Terapia con PPI e rischio di cadute Un ampio studio caso-controllo condotto in Svezia su 64.399 pazienti anziani ricoveratesi per una caduta ha evidenziato che l’uso di farmaci antisecretivi aumentava il rischio di caduta (aOR 1.21, 95%CI 1.14-1.29 per gli uomini, aOR 1.13, 95%CI 1.09-1.18 per le donne) (Kuschel BM et al, European Journal of Health, 2014) Risultati simili sono emersi da uno studio australiano condotto su un’ampia coorte di donne in età post-menopausale che, se in trattamento long-term con PPI (>1 anno) avevano un rischio più alto di caduta e di ospedalizzazione per fratture (aOR 2.17, 95%CI 1.25-3.77 per la caduta, aOR 1.95, 95%CI 1.20-3.16) (Lewis JR et al, J Bone Miner Res, 2014).
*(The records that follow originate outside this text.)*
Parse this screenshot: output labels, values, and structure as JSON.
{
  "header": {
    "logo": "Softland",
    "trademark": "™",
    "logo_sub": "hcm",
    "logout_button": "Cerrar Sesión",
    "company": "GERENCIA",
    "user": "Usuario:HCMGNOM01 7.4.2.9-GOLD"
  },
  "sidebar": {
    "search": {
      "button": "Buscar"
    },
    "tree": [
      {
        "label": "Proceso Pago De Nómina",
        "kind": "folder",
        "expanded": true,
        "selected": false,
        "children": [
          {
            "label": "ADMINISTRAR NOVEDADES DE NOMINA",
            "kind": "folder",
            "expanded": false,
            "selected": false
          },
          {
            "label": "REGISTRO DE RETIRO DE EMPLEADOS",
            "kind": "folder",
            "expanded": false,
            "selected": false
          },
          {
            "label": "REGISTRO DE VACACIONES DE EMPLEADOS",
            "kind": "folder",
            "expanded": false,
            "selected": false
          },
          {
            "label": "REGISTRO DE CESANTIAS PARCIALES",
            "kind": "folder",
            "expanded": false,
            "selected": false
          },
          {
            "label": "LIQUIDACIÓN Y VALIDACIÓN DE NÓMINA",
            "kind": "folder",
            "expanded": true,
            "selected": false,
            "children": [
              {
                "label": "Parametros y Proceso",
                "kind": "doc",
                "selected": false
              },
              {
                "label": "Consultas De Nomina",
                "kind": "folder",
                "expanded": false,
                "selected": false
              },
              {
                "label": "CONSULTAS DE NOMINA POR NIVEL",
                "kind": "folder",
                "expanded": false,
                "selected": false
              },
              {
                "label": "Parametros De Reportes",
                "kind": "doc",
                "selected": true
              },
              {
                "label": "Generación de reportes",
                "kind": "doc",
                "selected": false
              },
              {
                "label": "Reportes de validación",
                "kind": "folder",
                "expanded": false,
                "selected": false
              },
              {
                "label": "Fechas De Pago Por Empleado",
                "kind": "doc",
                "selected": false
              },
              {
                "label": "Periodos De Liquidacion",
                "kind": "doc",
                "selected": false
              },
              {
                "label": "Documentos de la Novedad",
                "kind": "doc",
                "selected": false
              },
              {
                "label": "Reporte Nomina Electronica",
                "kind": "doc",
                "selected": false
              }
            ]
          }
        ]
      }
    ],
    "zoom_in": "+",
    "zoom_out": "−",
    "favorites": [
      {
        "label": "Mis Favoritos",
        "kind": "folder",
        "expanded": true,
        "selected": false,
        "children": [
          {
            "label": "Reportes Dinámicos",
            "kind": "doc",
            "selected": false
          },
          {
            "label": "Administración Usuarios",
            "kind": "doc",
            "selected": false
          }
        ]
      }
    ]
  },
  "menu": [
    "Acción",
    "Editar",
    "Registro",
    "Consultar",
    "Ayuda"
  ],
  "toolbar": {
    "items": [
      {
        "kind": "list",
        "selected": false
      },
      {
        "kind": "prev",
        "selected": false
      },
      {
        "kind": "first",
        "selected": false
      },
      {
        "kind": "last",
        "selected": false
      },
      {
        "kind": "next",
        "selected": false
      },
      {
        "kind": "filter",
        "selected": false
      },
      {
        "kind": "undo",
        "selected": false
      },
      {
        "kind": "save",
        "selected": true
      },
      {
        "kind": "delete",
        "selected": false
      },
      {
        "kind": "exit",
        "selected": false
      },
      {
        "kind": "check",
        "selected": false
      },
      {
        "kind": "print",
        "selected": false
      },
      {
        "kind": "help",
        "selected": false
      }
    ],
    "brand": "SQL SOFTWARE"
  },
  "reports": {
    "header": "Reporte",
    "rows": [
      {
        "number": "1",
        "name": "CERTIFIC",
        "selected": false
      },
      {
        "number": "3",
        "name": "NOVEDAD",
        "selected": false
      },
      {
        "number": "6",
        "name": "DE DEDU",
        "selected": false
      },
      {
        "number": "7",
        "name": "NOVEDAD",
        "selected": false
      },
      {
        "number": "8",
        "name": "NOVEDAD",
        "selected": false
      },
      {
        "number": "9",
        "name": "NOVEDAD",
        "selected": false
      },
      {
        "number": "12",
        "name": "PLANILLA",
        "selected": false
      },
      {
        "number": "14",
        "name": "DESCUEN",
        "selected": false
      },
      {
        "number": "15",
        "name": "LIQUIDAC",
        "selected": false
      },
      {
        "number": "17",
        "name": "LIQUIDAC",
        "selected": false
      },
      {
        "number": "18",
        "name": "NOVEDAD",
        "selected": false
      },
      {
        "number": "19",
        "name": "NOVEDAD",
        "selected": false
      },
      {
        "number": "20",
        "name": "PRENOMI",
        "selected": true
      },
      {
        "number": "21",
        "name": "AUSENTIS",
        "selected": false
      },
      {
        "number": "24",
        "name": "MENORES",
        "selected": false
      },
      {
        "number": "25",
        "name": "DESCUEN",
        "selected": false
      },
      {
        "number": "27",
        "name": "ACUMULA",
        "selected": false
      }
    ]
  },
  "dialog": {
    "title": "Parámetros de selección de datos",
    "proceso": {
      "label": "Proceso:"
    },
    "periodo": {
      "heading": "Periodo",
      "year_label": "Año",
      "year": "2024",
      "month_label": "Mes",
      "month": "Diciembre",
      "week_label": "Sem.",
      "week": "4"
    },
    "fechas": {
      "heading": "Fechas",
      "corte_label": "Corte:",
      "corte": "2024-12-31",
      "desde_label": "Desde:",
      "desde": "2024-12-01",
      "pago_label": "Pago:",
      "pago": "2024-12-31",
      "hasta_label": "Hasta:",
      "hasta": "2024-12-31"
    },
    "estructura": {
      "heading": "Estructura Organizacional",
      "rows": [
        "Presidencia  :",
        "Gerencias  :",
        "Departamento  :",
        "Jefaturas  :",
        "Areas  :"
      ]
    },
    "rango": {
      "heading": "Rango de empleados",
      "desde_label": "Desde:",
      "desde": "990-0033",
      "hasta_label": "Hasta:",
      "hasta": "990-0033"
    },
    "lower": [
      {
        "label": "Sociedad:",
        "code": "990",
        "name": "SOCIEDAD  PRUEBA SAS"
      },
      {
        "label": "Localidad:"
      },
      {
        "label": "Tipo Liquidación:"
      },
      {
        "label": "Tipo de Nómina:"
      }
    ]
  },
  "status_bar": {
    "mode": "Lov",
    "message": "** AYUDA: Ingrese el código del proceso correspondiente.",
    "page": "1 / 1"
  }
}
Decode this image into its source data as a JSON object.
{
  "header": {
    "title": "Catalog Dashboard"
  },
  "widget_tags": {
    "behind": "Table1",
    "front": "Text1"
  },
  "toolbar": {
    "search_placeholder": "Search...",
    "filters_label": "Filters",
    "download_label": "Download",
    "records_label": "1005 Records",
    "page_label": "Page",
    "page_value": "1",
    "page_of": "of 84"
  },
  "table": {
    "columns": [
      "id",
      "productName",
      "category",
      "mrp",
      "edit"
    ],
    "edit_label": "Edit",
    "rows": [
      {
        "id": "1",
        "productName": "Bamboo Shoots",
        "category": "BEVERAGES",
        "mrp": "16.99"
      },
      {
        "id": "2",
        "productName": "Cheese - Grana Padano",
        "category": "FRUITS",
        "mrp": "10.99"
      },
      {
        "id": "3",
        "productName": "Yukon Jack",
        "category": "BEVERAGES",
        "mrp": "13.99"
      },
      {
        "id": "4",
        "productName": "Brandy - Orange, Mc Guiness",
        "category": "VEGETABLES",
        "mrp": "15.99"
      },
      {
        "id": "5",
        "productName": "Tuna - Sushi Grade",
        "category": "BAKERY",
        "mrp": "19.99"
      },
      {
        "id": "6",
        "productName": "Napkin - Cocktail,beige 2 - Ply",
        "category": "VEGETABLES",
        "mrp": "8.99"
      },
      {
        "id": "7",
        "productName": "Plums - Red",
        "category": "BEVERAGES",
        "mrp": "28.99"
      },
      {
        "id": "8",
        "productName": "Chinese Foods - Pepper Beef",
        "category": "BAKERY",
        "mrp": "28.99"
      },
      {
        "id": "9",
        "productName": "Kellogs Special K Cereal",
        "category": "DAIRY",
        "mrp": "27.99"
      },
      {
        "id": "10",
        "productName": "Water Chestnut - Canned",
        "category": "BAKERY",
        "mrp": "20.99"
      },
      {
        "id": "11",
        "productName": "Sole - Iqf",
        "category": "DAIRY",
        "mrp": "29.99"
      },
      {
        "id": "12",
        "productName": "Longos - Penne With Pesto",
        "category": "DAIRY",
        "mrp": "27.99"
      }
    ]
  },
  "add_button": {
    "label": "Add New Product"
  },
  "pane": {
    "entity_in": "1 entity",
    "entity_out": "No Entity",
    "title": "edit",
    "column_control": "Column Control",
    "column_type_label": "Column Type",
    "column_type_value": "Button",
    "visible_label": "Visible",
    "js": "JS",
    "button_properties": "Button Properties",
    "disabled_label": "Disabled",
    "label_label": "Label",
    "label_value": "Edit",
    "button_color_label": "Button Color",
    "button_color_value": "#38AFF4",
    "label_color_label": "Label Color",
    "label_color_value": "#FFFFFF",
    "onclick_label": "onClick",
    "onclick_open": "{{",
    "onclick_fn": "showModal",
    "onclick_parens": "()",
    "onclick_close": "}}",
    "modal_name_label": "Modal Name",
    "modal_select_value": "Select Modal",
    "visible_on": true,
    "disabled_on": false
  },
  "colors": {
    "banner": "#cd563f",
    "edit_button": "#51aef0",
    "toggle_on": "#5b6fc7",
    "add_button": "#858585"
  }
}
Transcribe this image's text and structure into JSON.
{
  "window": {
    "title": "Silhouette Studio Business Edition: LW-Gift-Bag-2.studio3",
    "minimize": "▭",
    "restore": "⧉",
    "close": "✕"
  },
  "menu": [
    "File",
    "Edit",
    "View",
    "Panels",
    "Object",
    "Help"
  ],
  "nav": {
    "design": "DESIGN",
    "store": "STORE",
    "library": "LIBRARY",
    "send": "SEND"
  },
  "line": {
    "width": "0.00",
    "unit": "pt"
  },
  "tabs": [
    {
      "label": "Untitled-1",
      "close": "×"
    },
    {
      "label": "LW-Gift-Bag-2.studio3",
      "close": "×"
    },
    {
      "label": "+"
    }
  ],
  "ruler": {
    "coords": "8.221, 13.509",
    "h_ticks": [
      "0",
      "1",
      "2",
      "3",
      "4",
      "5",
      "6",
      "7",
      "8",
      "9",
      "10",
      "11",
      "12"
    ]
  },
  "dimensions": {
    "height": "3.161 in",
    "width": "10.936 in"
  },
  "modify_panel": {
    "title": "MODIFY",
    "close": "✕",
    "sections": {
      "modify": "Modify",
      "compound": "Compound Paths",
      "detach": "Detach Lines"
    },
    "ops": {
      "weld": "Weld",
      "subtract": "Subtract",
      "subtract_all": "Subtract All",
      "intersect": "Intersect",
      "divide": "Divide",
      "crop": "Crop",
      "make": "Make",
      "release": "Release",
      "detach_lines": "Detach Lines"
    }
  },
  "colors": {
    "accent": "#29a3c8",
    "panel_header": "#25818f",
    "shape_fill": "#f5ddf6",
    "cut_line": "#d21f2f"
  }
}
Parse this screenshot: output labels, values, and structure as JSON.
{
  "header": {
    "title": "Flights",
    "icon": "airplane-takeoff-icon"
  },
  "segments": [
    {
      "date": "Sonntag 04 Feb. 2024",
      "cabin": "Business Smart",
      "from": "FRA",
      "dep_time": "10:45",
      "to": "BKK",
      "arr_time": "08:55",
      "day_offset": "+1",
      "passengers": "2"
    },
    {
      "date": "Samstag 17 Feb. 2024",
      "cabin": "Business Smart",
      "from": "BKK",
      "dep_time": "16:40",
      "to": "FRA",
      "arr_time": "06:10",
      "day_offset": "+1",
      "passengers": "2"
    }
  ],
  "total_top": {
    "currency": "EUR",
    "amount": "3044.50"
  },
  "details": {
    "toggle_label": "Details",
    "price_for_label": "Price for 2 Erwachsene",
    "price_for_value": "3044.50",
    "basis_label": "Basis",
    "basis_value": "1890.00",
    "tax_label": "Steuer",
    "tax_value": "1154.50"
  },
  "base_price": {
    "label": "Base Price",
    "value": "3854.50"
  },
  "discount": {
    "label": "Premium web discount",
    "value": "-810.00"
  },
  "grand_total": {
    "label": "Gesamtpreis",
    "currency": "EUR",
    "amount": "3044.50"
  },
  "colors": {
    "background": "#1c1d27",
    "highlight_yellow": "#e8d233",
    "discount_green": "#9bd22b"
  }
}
Non è chiaro il motivo per cui la terapia con PPI aumenti il rischio di cadute; vari studi lo collegano con il malassorbimento di vit. B12 che potrebbe determinare disturbi muscolo-scheletrici e di vista (Lau AN et al, Endocrine, 2015)

Medicine, 2016

Conclusioni I dati su un possibile effetto negativo della terapia con PPI sull’assorbimento del calcio e il metabolismo osseo, non sono univoci e non consentono di trarre conclusioni definitive. E’ ormai invece appurata l’associazione tra consumo di PPI e rischio di fratture (anche se il rapporto causa-effetto di questa associazione è meno evidente). Non tutti gli studi hanno messo in evidenza un effetto della durata e della dose della terapia con PPI sul rischio di fratture e di osteoporosi. Utilizzare i PPI nel rispetto della appropriatezza prescrittiva. Cercare di utilizzare i PPI ai dosaggi minimi e per periodi di tempo più brevi.